Perfectly judged

Aaron Gibson’s songwriting is perfectly married to his delivery, each as gnarled and burnished as it is raw and young-at-heart. Stylistically, his musical materials are somewhere in the borders between alternative rock and Americana, with a powerfully narrative lyrical approach. Warm, triadic harmonies are built into dramatic structures in which dynamics are as central as melody, making novel, arresting forays along well-trodden musical roads. Gibson’s voice is a husky, vulnerable baritone, which keeps focus on the songs, for all the skill with which he deploys it. The accompaniments are open-textured, gestural sketches that never grandstand Gibson’s considerable technical abilities, or those of his collaborators. The whole thing is a whole thing, songs presented in such a way that the listener hears the song, and forgets there’s someone singing it.

The last thing you’re likely to notice is that all the arrangements on Horror Films and Sunday School are built around a trebly, extended-technique bass guitar performance, one which bass-players will recognise as the product of an extraordinary instrumental facility, but which others are likely to barely notice. The majority of solo bass recordings, particularly those that, like this, eschew any obvious use of effects, are at pains to display the performer’s ability, and tend towards areas of musical practice that afford that display, such as jazz, progressive rock or funk. But if those players are consciously throwing down, demanding their instrument receive the respect it deserves, then Gibson takes it a stage further. There are no gimmicks here, no easy musical pretexts for complexity, and he uses his bass as a tenor accompanimental voice in exactly the way that other musicians might use an acoustic guitar or a piano. This is not a bass album. It’s a song album.

The songs in question are humane, perceptive representations of experience, and Gibson inhabits the various characters he constructs with humour, conviction and great compassion.

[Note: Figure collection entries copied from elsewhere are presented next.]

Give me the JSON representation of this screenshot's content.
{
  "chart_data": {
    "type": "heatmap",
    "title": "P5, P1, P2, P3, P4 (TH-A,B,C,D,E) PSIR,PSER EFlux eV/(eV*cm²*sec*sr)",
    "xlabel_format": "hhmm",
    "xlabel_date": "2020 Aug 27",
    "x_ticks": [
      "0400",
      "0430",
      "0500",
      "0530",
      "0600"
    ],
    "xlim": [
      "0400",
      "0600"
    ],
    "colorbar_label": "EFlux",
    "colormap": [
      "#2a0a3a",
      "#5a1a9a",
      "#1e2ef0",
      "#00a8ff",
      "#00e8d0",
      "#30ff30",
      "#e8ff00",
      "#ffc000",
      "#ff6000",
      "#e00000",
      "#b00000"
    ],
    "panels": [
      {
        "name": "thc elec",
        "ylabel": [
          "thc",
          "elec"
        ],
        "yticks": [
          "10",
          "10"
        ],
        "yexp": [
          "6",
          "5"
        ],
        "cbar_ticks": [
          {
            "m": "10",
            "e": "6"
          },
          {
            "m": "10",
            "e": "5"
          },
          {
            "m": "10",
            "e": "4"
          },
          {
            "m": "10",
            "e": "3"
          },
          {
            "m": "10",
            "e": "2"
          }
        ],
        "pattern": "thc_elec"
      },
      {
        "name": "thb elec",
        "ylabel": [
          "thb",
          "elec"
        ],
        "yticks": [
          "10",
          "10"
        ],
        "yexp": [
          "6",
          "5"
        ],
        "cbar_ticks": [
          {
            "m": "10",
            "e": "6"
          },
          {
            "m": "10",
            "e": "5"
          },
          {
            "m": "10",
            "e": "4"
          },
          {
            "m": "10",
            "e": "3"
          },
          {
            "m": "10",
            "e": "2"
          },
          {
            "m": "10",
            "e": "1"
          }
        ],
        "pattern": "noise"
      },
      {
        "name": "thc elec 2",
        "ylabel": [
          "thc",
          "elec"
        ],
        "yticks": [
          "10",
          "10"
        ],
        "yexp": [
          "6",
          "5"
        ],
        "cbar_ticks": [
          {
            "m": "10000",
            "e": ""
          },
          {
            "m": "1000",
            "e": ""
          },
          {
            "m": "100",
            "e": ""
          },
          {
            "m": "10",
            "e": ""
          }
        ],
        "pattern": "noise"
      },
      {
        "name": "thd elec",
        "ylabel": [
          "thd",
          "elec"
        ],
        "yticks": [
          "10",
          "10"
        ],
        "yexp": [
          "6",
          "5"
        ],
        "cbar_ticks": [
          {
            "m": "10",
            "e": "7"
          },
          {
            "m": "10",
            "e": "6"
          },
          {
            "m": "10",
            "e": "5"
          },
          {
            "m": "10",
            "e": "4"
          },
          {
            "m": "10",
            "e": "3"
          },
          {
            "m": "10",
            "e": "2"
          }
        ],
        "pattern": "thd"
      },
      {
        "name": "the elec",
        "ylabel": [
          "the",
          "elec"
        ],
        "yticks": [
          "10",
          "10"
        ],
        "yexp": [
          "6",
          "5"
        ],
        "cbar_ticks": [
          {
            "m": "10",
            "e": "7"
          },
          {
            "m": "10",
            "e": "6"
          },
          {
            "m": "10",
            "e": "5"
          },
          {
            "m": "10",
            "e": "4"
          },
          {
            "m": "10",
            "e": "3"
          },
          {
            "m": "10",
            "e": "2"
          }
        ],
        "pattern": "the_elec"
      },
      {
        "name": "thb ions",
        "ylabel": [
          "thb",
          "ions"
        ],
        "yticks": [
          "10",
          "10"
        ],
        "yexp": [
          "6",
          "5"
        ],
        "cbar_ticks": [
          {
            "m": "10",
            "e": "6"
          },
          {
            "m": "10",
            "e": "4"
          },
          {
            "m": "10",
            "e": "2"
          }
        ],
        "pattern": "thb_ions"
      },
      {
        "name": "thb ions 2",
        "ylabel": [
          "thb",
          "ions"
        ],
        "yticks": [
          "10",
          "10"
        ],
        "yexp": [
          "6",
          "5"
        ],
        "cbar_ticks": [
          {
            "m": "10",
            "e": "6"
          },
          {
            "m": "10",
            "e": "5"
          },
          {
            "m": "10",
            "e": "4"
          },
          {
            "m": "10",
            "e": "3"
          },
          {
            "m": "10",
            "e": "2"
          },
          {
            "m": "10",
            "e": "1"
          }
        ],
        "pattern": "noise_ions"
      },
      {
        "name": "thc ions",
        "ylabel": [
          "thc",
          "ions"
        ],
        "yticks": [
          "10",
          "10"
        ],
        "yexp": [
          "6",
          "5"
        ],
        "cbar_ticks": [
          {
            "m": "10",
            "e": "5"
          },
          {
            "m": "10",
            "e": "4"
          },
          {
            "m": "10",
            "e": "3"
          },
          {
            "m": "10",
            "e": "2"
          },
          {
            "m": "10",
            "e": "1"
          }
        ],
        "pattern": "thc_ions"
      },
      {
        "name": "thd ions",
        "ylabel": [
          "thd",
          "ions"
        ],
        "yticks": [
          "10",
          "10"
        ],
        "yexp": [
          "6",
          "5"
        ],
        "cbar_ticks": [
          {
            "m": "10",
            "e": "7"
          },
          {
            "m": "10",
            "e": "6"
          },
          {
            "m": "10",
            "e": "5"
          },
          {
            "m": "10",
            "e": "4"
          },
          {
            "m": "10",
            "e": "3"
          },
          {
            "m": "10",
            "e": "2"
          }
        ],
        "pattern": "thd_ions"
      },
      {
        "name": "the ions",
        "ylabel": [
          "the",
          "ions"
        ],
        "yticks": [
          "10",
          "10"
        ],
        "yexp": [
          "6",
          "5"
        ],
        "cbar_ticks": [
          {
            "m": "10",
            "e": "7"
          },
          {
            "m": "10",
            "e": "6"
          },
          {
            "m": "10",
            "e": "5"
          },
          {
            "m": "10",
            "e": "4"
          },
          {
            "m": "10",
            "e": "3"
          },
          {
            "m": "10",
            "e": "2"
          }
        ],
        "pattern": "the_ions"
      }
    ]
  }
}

Word-play abounds, wry and restrained, but you’d never call the lyrics ‘clever’—again, like the arrangements and the performances, the words seem to melt away into the stories, until the listener is left feeling an encounter, or a life, or a relationship, without really understanding what magic Gibson worked to put it in their head. His beautiful, sparse bass work is augmented by subtle and poised string arrangements, as well as some delicate shadings of guitar and piano from his co-producer Nahuel Bronzini, and contributions from a number of guests. The only one of these I was previously familiar with is the bass artist Steve Lawson, whose solo on ‘Webs’ is a model of shapely melodic restraint, but all the playing is perfectly judged. In fact, that phrase is a good summary of this entire album.

3 Comments

  1. What a wonderful Lino print too; loving the feet with the socks off. Is it also by the same artist?

    1. No, it’s by someone called Aaron Clark, about whom I know precisely nothing. It’s lovely, isn’t it? I especially love the way Aaron is curling his toes in the water.